Chase Inks Deal with C2B as Preferred Provider: JPMorgan Chase has signed an agreement to become the preferred provider of small business banking services through the American Institute of CPAs’ Business Solutions program, CPA2Biz Inc., the institute’s Internet portal.
Chase will be the preferred provider of banking services in New York, New Jersey, Connecticut and Texas — the four states where it has its branch distribution network, CPA2Biz said.
Chase’s CPA Advantage program includes a package of financial solutions for CPAs and for CPA-referred clients. Clients will have access to program benefits such as preferred deposit and credit product offerings, and special pricing on merchant card services. CPAs will also receive a small business relationship manager for dedicated service and support and expedited client credit decisions, as well as a direct CPA Hotline for assistance, and — with client authorization — access to client statements, checks and deposits.
CPA2Biz said that it plans to form relationships with additional U.S. banking providers over the coming months. For information, CPAs can e-mail firstname.lastname@example.org or visit www.cpa2biz.com/businesssolutions .
Affluent Investors Likely to Turn to Advisors Over the Next Year: Most affluent investors said that they are likely to work with a professional financial advisor during the next year, according to a survey by Chase.
Nearly half (49 percent) of affluent investors surveyed said that they are extremely or very likely to work with an advisor over the next 12 months, and another 18 percent are somewhat likely to do so, according to a poll of more than 450 investors by Chase Personal Financial Services. Participants had household income of $100,000 or more, a brokerage account, and from $250,000 to $10 million in liquid assets.

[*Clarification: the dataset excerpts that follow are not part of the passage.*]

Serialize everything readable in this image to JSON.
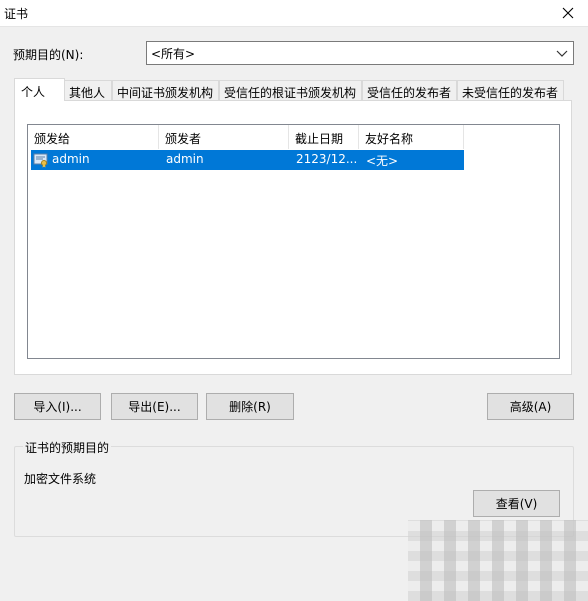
{
  "window": {
    "title": "证书"
  },
  "purpose": {
    "label": "预期目的(N):",
    "value": "<所有>"
  },
  "tabs": [
    {
      "label": "个人"
    },
    {
      "label": "其他人"
    },
    {
      "label": "中间证书颁发机构"
    },
    {
      "label": "受信任的根证书颁发机构"
    },
    {
      "label": "受信任的发布者"
    },
    {
      "label": "未受信任的发布者"
    }
  ],
  "list": {
    "columns": [
      "颁发给",
      "颁发者",
      "截止日期",
      "友好名称"
    ],
    "rows": [
      {
        "issued_to": "admin",
        "issued_by": "admin",
        "expiry": "2123/12...",
        "friendly_name": "<无>",
        "icon": "certificate-icon"
      }
    ]
  },
  "buttons": {
    "import": "导入(I)...",
    "export": "导出(E)...",
    "remove": "删除(R)",
    "advanced": "高级(A)",
    "view": "查看(V)"
  },
  "purposes_group": {
    "title": "证书的预期目的",
    "value": "加密文件系统"
  },
  "colors": {
    "selection": "#0078d7",
    "window_bg": "#f0f0f0"
  }
}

About half (49 percent) of those surveyed describe themselves as optimistic or confident (10 percent) about the current run-up in equity markets, while 13 percent are hesitant and 5 percent are pessimistic. Investors who are optimistic or confident about the market are more likely (56 percent) than hesitant or pessimistic investors (43 percent) to say that they’ll work with an advisor, Chase reported.

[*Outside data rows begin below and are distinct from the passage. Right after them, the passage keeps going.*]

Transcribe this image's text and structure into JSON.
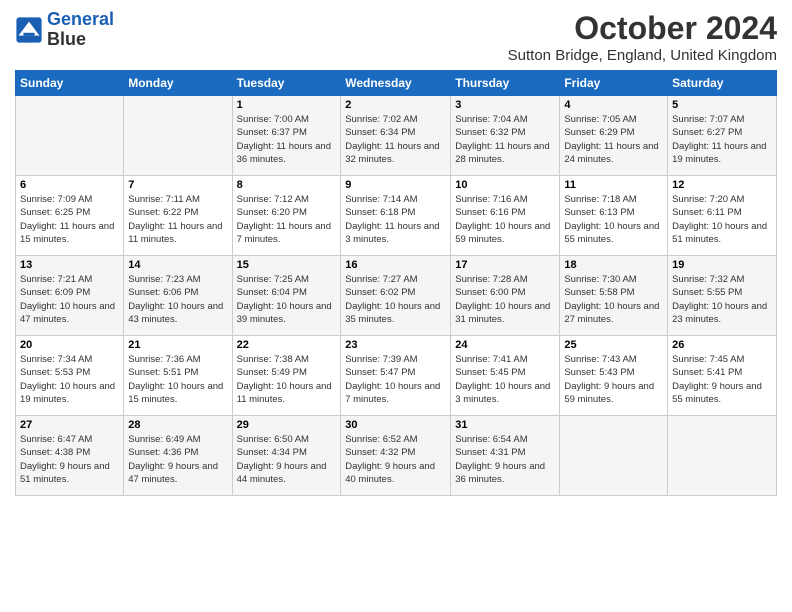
{
  "logo": {
    "line1": "General",
    "line2": "Blue"
  },
  "title": "October 2024",
  "location": "Sutton Bridge, England, United Kingdom",
  "headers": [
    "Sunday",
    "Monday",
    "Tuesday",
    "Wednesday",
    "Thursday",
    "Friday",
    "Saturday"
  ],
  "weeks": [
    [
      {
        "day": "",
        "sunrise": "",
        "sunset": "",
        "daylight": ""
      },
      {
        "day": "",
        "sunrise": "",
        "sunset": "",
        "daylight": ""
      },
      {
        "day": "1",
        "sunrise": "Sunrise: 7:00 AM",
        "sunset": "Sunset: 6:37 PM",
        "daylight": "Daylight: 11 hours and 36 minutes."
      },
      {
        "day": "2",
        "sunrise": "Sunrise: 7:02 AM",
        "sunset": "Sunset: 6:34 PM",
        "daylight": "Daylight: 11 hours and 32 minutes."
      },
      {
        "day": "3",
        "sunrise": "Sunrise: 7:04 AM",
        "sunset": "Sunset: 6:32 PM",
        "daylight": "Daylight: 11 hours and 28 minutes."
      },
      {
        "day": "4",
        "sunrise": "Sunrise: 7:05 AM",
        "sunset": "Sunset: 6:29 PM",
        "daylight": "Daylight: 11 hours and 24 minutes."
      },
      {
        "day": "5",
        "sunrise": "Sunrise: 7:07 AM",
        "sunset": "Sunset: 6:27 PM",
        "daylight": "Daylight: 11 hours and 19 minutes."
      }
    ],
    [
      {
        "day": "6",
        "sunrise": "Sunrise: 7:09 AM",
        "sunset": "Sunset: 6:25 PM",
        "daylight": "Daylight: 11 hours and 15 minutes."
      },
      {
        "day": "7",
        "sunrise": "Sunrise: 7:11 AM",
        "sunset": "Sunset: 6:22 PM",
        "daylight": "Daylight: 11 hours and 11 minutes."
      },
      {
        "day": "8",
        "sunrise": "Sunrise: 7:12 AM",
        "sunset": "Sunset: 6:20 PM",
        "daylight": "Daylight: 11 hours and 7 minutes."
      },
      {
        "day": "9",
        "sunrise": "Sunrise: 7:14 AM",
        "sunset": "Sunset: 6:18 PM",
        "daylight": "Daylight: 11 hours and 3 minutes."
      },
      {
        "day": "10",
        "sunrise": "Sunrise: 7:16 AM",
        "sunset": "Sunset: 6:16 PM",
        "daylight": "Daylight: 10 hours and 59 minutes."
      },
      {
        "day": "11",
        "sunrise": "Sunrise: 7:18 AM",
        "sunset": "Sunset: 6:13 PM",
        "daylight": "Daylight: 10 hours and 55 minutes."
      },
      {
        "day": "12",
        "sunrise": "Sunrise: 7:20 AM",
        "sunset": "Sunset: 6:11 PM",
        "daylight": "Daylight: 10 hours and 51 minutes."
      }
    ],
    [
      {
        "day": "13",
        "sunrise": "Sunrise: 7:21 AM",
        "sunset": "Sunset: 6:09 PM",
        "daylight": "Daylight: 10 hours and 47 minutes."
      },
      {
        "day": "14",
        "sunrise": "Sunrise: 7:23 AM",
        "sunset": "Sunset: 6:06 PM",
        "daylight": "Daylight: 10 hours and 43 minutes."
      },
      {
        "day": "15",
        "sunrise": "Sunrise: 7:25 AM",
        "sunset": "Sunset: 6:04 PM",
        "daylight": "Daylight: 10 hours and 39 minutes."
      },
      {
        "day": "16",
        "sunrise": "Sunrise: 7:27 AM",
        "sunset": "Sunset: 6:02 PM",
        "daylight": "Daylight: 10 hours and 35 minutes."
      },
      {
        "day": "17",
        "sunrise": "Sunrise: 7:28 AM",
        "sunset": "Sunset: 6:00 PM",
        "daylight": "Daylight: 10 hours and 31 minutes."
      },
      {
        "day": "18",
        "sunrise": "Sunrise: 7:30 AM",
        "sunset": "Sunset: 5:58 PM",
        "daylight": "Daylight: 10 hours and 27 minutes."
      },
      {
        "day": "19",
        "sunrise": "Sunrise: 7:32 AM",
        "sunset": "Sunset: 5:55 PM",
        "daylight": "Daylight: 10 hours and 23 minutes."
      }
    ],
    [
      {
        "day": "20",
        "sunrise": "Sunrise: 7:34 AM",
        "sunset": "Sunset: 5:53 PM",
        "daylight": "Daylight: 10 hours and 19 minutes."
      },
      {
        "day": "21",
        "sunrise": "Sunrise: 7:36 AM",
        "sunset": "Sunset: 5:51 PM",
        "daylight": "Daylight: 10 hours and 15 minutes."
      },
      {
        "day": "22",
        "sunrise": "Sunrise: 7:38 AM",
        "sunset": "Sunset: 5:49 PM",
        "daylight": "Daylight: 10 hours and 11 minutes."
      },
      {
        "day": "23",
        "sunrise": "Sunrise: 7:39 AM",
        "sunset": "Sunset: 5:47 PM",
        "daylight": "Daylight: 10 hours and 7 minutes."
      },
      {
        "day": "24",
        "sunrise": "Sunrise: 7:41 AM",
        "sunset": "Sunset: 5:45 PM",
        "daylight": "Daylight: 10 hours and 3 minutes."
      },
      {
        "day": "25",
        "sunrise": "Sunrise: 7:43 AM",
        "sunset": "Sunset: 5:43 PM",
        "daylight": "Daylight: 9 hours and 59 minutes."
      },
      {
        "day": "26",
        "sunrise": "Sunrise: 7:45 AM",
        "sunset": "Sunset: 5:41 PM",
        "daylight": "Daylight: 9 hours and 55 minutes."
      }
    ],
    [
      {
        "day": "27",
        "sunrise": "Sunrise: 6:47 AM",
        "sunset": "Sunset: 4:38 PM",
        "daylight": "Daylight: 9 hours and 51 minutes."
      },
      {
        "day": "28",
        "sunrise": "Sunrise: 6:49 AM",
        "sunset": "Sunset: 4:36 PM",
        "daylight": "Daylight: 9 hours and 47 minutes."
      },
      {
        "day": "29",
        "sunrise": "Sunrise: 6:50 AM",
        "sunset": "Sunset: 4:34 PM",
        "daylight": "Daylight: 9 hours and 44 minutes."
      },
      {
        "day": "30",
        "sunrise": "Sunrise: 6:52 AM",
        "sunset": "Sunset: 4:32 PM",
        "daylight": "Daylight: 9 hours and 40 minutes."
      },
      {
        "day": "31",
        "sunrise": "Sunrise: 6:54 AM",
        "sunset": "Sunset: 4:31 PM",
        "daylight": "Daylight: 9 hours and 36 minutes."
      },
      {
        "day": "",
        "sunrise": "",
        "sunset": "",
        "daylight": ""
      },
      {
        "day": "",
        "sunrise": "",
        "sunset": "",
        "daylight": ""
      }
    ]
  ]
}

Of those surveyed, 52 percent currently have an advisor. Investors with more than $1 million in assets are more likely to have an advisor (59 percent) than those with under $500,000 (45 percent). Seventeen percent don’t have an advisor today, but have used one in the past. Of these, 47 percent decided that they could make better decisions on their own, and 42 percent said that the services provided weren’t worth the fees.

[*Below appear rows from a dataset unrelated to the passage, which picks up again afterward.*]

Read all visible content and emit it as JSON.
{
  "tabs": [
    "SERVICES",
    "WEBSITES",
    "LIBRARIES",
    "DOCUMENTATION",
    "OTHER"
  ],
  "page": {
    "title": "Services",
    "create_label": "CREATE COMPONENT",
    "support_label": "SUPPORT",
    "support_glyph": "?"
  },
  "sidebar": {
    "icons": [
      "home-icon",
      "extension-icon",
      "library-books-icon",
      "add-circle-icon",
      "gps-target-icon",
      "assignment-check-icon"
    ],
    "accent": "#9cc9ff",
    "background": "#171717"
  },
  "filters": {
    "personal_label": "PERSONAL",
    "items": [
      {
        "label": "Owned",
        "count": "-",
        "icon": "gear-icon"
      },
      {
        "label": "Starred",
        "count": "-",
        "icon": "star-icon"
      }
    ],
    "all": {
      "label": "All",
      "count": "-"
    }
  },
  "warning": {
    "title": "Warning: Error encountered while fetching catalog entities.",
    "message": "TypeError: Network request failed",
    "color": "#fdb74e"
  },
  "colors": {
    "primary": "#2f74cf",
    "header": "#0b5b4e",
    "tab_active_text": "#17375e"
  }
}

In response to the rocky investment climate, affluent investors have taken a more moderate investment approach. Nearly two-thirds (63 percent) characterize their approach as moderate, while 14 percent are aggressive and 24 percent are conservative. Three years ago, 48 percent of investors characterized themselves as aggressive, while 44 percent were moderate and 9 percent were conservative, according to Chase’s report.
Poll says Shareholders See Gap Between Expectations and Board Performance: According to a survey by Lieberman Research Worldwide, a majority of respondents say that board functions should include improving product and service quality (59 percent say “very important”), ensuring the company’s competitiveness (71 percent), and critically assessing management performance (84 percent), according to the phone survey of 150 institutional investors and 150 individual investors.
Company boards will find themselves subject to intense scrutiny from shareholders in the Sarbanes-Oxley era, according to the poll, “American Corporate Governance: Restoring Investor Confidence.” Direct, relevant experience will be critical for board members, either as senior executives from other companies (cited by 73 percent as an essential criterion for board membership), or as “major shareholders who are officers of the company” (cited by 71 percent).
Nearly two-thirds (62 percent) of respondents say that boards should devote more time and effort to company operations. Eighty-one percent of those surveyed say that operational knowledge is important, while 36 percent say that it is “very important.” Only a third of investors (36 percent) feel that outside directors are well informed.